AnIML / schemas

AnIML XML schemas
17 stars 10 forks source link

Specify a new SeriesType for numeric lists and blob data #12

Open laeubi opened 1 year ago

laeubi commented 1 year ago

Currently AnIML specify three kind of series types

https://github.com/AnIML/schemas/blob/96d00c68725c61b7fa861cb18bea2ebd982d5a1e/animl-core.xsd#L606-L608

beside the AutoIncrementedValueSet they are all quite exhaustive in the result in terms of storage space and quite limited, e.g. the EncodedValueSet requires a specific encoding (while it is not completely specified how data is encoded), and IndividualValueSet always requires additional tags, also the XSD can not be used to effectively constrain the used values to the correct data type.

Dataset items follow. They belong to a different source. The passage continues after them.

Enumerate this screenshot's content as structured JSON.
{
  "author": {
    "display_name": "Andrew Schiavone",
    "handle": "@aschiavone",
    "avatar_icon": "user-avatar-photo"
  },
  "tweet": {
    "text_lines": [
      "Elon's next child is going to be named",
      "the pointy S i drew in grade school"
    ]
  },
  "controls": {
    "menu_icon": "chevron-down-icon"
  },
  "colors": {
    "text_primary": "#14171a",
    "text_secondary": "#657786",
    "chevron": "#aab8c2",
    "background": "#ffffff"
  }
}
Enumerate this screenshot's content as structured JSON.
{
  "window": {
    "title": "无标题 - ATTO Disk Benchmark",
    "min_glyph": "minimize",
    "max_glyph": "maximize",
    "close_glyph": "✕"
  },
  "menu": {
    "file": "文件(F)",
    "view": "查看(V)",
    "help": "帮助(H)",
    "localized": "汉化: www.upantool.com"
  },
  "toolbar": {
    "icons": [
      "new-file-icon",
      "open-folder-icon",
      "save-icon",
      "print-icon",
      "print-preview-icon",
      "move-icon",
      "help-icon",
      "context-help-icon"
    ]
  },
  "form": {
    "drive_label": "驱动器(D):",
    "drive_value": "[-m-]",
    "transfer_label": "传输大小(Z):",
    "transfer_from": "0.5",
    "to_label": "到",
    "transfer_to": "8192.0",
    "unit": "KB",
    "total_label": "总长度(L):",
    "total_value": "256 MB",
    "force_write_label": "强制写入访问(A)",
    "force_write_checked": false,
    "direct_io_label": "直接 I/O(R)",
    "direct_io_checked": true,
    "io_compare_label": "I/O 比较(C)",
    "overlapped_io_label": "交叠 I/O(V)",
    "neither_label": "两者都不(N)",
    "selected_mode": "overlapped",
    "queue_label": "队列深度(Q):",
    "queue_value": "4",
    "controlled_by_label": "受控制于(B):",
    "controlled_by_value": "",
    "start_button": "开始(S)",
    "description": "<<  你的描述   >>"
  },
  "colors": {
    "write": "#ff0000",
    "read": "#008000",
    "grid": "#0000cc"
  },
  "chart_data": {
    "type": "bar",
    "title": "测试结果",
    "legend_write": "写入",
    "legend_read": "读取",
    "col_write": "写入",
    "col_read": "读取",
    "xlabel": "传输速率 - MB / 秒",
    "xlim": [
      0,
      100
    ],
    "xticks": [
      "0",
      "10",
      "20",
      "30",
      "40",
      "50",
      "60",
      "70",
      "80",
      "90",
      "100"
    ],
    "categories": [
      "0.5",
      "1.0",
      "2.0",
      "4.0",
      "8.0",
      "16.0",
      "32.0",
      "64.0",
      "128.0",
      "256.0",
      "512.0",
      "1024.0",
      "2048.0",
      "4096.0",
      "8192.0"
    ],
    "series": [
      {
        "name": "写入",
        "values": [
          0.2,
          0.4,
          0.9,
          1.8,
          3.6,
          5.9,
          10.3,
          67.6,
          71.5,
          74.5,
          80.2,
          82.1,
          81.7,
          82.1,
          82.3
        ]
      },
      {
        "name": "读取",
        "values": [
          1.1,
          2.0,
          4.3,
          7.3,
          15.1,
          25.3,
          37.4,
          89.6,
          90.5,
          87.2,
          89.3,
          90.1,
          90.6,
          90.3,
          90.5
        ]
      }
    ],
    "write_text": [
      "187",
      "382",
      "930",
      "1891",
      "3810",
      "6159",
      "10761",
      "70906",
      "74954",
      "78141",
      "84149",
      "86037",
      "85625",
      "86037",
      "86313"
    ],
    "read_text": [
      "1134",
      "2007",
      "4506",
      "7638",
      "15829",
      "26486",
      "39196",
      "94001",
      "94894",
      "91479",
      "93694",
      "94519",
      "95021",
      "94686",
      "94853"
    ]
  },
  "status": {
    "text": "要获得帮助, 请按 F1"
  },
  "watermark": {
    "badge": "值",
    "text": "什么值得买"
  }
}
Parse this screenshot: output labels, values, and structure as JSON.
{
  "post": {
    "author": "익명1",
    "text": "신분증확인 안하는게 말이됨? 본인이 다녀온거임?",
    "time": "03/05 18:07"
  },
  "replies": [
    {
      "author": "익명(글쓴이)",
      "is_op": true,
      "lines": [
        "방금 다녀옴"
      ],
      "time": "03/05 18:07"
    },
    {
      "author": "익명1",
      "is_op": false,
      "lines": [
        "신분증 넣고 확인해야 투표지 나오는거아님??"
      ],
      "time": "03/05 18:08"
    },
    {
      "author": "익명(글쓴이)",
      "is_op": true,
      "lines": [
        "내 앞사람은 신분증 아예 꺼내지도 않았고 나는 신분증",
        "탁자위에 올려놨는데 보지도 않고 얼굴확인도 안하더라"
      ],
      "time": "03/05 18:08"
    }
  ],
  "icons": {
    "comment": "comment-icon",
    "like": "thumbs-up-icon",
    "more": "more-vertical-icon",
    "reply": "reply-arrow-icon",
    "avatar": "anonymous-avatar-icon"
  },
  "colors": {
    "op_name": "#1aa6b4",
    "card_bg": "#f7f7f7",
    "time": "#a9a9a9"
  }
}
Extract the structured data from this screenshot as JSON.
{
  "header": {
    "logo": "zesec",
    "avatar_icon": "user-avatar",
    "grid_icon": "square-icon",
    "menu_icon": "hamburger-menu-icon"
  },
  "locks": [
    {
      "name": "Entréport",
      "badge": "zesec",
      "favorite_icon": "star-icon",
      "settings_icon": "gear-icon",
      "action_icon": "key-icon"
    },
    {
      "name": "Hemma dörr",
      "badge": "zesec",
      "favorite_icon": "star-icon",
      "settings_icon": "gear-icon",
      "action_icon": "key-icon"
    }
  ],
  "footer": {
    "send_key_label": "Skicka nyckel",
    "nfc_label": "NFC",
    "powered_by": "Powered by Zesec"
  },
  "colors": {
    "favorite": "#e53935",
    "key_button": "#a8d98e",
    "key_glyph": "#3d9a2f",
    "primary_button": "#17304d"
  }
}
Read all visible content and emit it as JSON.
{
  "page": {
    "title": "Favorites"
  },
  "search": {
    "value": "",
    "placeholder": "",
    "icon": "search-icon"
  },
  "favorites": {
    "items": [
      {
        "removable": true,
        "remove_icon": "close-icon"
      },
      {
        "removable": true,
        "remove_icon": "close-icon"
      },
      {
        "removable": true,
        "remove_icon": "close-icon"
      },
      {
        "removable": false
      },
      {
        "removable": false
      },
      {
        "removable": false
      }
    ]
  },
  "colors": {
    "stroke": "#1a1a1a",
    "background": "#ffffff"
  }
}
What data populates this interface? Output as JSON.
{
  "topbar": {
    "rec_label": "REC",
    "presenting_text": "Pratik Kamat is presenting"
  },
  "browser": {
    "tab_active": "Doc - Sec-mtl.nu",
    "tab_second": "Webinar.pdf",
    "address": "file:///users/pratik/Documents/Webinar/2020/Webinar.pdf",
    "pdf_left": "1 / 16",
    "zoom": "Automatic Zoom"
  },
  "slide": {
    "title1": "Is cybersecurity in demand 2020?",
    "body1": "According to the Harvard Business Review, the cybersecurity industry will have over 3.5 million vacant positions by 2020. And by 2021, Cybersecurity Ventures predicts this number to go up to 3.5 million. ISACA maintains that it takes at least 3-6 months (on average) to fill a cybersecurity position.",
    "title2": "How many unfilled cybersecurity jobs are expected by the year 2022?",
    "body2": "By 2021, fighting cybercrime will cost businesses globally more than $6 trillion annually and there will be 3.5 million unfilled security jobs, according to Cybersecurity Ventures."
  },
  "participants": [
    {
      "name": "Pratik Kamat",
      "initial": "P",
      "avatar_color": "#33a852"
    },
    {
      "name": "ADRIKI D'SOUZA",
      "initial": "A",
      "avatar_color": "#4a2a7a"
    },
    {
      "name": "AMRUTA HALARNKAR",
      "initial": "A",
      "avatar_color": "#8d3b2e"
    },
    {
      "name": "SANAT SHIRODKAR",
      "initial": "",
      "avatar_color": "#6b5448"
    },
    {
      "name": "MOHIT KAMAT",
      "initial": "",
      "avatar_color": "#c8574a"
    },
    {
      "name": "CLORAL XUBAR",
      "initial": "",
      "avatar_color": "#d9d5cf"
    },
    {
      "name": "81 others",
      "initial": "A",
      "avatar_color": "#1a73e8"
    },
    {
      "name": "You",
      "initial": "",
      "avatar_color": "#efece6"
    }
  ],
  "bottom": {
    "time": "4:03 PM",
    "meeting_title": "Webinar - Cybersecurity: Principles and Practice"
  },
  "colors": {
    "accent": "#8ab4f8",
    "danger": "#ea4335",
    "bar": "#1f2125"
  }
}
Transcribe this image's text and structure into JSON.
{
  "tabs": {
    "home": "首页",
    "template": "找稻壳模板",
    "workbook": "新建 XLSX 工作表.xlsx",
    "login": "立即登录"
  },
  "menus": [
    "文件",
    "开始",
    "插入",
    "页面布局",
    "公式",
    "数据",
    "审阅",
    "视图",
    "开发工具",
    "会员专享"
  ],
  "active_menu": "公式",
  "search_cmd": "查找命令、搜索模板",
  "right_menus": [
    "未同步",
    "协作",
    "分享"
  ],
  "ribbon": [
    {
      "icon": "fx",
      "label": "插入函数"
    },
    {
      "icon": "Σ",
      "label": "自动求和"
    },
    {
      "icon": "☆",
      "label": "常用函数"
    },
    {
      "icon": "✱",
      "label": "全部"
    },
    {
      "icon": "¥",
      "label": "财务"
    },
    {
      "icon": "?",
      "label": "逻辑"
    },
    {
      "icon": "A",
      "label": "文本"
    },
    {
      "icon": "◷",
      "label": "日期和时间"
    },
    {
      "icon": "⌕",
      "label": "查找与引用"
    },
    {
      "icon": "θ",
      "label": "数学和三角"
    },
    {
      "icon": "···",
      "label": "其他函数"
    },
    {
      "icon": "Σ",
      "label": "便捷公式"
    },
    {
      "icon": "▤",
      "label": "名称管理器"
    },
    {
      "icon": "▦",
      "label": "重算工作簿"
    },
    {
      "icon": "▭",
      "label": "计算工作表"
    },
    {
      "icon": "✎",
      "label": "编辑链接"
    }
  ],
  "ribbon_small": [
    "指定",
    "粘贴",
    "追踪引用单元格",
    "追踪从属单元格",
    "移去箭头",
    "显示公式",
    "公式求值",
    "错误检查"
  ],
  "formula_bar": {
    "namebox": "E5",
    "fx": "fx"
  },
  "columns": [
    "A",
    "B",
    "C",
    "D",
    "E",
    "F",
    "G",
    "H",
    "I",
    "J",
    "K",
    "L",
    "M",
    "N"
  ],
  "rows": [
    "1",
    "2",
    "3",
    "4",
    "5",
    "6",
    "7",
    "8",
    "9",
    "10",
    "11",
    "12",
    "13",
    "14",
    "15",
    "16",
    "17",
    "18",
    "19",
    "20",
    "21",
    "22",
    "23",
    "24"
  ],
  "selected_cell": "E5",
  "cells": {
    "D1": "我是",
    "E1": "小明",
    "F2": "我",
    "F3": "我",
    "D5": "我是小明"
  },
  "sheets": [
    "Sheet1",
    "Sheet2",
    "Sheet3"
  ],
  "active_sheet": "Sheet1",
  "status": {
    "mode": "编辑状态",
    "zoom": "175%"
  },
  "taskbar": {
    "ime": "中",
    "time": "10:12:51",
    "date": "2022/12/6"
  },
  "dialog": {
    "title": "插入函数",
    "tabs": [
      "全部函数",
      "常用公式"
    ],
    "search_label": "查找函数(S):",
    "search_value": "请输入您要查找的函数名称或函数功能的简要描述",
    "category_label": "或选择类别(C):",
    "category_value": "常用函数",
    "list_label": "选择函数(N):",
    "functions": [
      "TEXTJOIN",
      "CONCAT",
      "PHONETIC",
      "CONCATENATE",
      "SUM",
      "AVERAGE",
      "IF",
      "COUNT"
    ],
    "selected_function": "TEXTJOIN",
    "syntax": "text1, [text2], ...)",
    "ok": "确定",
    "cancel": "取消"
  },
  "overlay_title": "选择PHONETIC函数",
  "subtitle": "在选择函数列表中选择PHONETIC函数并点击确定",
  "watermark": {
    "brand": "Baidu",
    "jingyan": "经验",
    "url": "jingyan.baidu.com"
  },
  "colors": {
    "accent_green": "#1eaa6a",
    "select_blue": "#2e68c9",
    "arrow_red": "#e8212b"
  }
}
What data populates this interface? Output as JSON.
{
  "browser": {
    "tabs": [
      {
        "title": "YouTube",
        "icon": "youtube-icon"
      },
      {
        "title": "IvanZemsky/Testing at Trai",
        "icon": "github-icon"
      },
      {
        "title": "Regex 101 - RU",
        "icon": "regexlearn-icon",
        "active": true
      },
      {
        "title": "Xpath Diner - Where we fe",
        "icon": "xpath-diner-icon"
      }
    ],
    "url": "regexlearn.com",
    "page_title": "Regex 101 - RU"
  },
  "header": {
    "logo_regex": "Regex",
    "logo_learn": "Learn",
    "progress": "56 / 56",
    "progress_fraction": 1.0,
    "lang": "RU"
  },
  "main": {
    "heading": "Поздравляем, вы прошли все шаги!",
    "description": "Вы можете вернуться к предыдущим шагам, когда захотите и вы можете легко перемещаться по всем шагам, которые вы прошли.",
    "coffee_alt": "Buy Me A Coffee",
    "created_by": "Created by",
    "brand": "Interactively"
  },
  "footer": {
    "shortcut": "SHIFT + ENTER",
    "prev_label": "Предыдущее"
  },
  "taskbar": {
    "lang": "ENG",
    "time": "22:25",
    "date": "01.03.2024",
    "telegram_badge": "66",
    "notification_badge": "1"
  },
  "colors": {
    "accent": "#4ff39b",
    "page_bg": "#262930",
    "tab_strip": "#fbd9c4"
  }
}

Because of this I'd like to propose two new types of value sets:

  1. NumbericValueSet what is of type xsd:list holding xsd:numeric types, this is much more space efficient (e.g. only a plain list of space delimited numbers) but still can hold different datatypes, so for a series of INT one might simply specify that all values have to be interpreted as such instead of wrapping the actual value.
  2. BlobValueSet what has an attribute encoding that specifies the data stored in it what might be a common type specified in the AnIML specification (e.g. gzip, RLE, delta-compressed-double, ...) or even custom types, which can hold either an element <data> (with base64 encoded data) or <reference> (that holds a reference e.g. to a file next to the animl, database id or similar) to offload the real data bytes and allows the xs:any content type so it can be enhanced with any required custom data.